Could IoT be used to save African elephants from extinction?

Sarah Eccleston of Cisco is hoping to establish an IoT consortium to help protect African elephants

Four elephants every hour are killed for their ivory, according to the charity Iworry.

Many methods have been employed to try and save elephants, but could the power of the Internet of Things (IoT) be the key to protect elephants from poaching?

IT professional Sarah Eccleston believes so, and is trying to establish a consortium of companies to use IoT to protect African elephants.

Eccleston - who, outside of this project, works as Cisco's UK director of enterprise networks and IoT - has just returned from a month-long reconnaissance trip to Zambia where she investigated how IoT technology could be used to help threatened elephants.
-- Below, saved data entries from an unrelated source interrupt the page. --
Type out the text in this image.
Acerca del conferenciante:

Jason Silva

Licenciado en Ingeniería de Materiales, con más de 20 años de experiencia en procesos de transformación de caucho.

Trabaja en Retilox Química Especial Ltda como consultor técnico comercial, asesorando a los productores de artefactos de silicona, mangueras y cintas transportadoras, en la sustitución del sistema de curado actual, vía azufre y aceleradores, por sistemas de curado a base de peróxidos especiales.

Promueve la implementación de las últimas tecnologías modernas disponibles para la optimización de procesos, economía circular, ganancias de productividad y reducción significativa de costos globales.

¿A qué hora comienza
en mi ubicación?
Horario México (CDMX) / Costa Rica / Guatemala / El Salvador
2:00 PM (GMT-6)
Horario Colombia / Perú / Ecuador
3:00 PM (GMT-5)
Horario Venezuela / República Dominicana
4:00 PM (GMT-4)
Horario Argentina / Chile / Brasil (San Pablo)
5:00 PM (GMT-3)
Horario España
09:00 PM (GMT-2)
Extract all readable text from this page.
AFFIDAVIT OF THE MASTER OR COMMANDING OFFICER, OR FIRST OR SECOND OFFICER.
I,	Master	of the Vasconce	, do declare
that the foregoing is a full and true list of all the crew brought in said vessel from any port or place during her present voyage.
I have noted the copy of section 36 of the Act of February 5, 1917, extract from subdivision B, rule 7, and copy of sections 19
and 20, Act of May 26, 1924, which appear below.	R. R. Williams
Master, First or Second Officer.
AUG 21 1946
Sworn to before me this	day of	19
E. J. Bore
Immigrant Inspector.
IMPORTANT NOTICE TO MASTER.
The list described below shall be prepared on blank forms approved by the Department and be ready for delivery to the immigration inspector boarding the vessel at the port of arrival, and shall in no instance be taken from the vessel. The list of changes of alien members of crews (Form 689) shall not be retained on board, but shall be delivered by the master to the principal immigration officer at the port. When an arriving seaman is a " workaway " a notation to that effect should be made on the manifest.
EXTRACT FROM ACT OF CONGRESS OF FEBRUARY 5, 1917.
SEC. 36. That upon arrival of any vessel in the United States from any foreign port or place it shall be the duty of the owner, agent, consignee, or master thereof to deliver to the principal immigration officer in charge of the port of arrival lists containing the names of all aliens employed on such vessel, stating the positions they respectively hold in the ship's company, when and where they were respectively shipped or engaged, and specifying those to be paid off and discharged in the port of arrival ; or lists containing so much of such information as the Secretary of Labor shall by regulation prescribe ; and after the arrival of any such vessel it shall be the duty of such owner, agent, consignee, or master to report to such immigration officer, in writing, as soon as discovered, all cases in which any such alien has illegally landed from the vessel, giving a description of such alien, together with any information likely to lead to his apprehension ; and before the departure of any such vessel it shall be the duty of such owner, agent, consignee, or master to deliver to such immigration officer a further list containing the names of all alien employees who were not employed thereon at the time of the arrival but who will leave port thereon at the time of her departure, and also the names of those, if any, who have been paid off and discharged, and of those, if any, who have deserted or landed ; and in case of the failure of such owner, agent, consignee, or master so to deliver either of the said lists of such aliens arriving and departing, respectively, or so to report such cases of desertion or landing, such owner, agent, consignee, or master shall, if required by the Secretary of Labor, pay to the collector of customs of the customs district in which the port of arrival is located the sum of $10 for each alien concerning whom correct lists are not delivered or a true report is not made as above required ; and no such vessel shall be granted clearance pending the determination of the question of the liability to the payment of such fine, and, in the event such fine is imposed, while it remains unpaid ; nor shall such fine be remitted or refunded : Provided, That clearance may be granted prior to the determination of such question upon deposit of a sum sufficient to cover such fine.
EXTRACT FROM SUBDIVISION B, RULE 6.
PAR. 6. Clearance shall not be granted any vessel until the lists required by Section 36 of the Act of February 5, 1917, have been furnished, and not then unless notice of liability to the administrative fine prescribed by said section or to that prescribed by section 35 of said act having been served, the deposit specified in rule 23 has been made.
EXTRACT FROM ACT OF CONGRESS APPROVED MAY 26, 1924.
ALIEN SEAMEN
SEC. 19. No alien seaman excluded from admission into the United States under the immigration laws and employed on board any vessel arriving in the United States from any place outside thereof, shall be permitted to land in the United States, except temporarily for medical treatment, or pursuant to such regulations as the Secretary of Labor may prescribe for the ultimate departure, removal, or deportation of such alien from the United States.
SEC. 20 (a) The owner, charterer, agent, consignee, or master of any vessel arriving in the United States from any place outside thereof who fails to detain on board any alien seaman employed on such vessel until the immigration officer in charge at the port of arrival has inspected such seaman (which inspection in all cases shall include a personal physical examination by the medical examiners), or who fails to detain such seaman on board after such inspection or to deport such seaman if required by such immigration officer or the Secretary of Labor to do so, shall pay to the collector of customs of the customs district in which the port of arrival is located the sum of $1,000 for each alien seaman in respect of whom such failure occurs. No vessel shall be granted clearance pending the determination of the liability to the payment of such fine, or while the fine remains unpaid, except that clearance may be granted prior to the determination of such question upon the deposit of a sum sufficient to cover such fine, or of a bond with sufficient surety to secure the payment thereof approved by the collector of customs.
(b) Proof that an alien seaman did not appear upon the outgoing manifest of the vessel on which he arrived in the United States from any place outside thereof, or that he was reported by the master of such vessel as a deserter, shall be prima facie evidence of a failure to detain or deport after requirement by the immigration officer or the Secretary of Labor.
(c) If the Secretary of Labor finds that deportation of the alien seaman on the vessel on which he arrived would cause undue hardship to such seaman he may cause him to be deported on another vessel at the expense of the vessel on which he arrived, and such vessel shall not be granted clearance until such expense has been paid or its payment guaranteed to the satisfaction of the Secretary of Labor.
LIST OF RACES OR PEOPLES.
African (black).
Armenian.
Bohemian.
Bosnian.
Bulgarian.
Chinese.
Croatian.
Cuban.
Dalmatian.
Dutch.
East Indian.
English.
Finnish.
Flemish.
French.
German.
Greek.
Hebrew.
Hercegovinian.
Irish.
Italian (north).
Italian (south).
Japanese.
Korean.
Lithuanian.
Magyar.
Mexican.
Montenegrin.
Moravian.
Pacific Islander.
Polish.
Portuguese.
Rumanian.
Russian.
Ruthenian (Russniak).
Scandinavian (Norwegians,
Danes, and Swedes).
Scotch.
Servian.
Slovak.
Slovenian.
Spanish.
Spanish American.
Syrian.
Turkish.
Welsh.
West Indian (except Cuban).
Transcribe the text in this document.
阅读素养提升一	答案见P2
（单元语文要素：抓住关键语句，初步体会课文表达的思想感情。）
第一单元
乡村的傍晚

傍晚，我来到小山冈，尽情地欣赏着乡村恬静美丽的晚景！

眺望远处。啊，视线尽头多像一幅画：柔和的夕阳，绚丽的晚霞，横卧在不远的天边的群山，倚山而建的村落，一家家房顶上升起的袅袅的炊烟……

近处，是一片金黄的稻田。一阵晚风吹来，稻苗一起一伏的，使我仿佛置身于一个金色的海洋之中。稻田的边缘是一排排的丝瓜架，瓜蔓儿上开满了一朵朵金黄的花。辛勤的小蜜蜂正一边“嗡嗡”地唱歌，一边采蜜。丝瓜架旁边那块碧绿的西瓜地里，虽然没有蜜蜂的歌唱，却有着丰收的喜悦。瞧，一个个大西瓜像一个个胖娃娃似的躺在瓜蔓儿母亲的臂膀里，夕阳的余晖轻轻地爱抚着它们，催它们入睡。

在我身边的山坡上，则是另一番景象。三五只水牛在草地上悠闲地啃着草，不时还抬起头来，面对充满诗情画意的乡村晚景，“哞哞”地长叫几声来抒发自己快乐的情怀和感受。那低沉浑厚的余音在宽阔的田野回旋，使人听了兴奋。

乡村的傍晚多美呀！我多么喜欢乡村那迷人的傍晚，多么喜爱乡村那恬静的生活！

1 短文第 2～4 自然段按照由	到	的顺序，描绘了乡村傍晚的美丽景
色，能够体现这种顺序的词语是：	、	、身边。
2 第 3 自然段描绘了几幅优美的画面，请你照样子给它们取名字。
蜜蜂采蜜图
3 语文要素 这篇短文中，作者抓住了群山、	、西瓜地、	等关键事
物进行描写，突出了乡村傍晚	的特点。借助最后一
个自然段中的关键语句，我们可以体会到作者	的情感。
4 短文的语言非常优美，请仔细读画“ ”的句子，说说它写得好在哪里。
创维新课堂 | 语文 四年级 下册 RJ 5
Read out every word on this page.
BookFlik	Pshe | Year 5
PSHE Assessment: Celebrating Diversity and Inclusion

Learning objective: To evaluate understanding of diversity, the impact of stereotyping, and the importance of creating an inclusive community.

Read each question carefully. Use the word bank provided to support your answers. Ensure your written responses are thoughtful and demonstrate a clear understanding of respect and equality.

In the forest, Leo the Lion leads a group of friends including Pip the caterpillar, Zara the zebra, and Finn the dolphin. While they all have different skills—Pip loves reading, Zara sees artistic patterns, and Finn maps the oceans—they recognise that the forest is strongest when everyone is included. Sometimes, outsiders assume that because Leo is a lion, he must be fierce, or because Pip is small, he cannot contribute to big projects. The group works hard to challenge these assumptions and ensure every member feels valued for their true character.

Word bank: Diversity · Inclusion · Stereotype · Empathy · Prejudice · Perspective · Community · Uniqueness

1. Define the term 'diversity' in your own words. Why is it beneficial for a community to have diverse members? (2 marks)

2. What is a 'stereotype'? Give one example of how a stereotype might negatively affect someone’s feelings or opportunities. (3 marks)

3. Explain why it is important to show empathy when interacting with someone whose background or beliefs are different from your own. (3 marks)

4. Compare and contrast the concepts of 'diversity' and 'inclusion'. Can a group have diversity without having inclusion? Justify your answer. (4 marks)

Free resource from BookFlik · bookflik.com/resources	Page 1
Eccleston told CRN: "The idea I had in my head is if we could connect elephants to the internet, we could not only know where they are, but also get the sensory information which means we know where they have been shot. It also means we can get the anti-poaching team the chance to get in there quicker and catch the poachers.

"But moreover what you can also do is use the big data that is collecting around the analytics to build predictive analysis that enables you to prevent some of this crime happening in the same way as we have been using it for crime prevention - by analysing data that humans haven't thought of and figuring out where they will poach next."

Eccleston said following her return to England she is now hoping to establish a consortium of companies, including charities and IoT ecosystem partners such as app developers, who can work together and try and deliver technology to help endangered elephants, as well as other projects.

While she said that Cisco does have the technology to deliver such IoT projects today, she also highlighted a number of barriers standing in the way of such projects, including poverty in developing countries, getting the sensors physically on to the elephants and preventing theft of the technology by locals.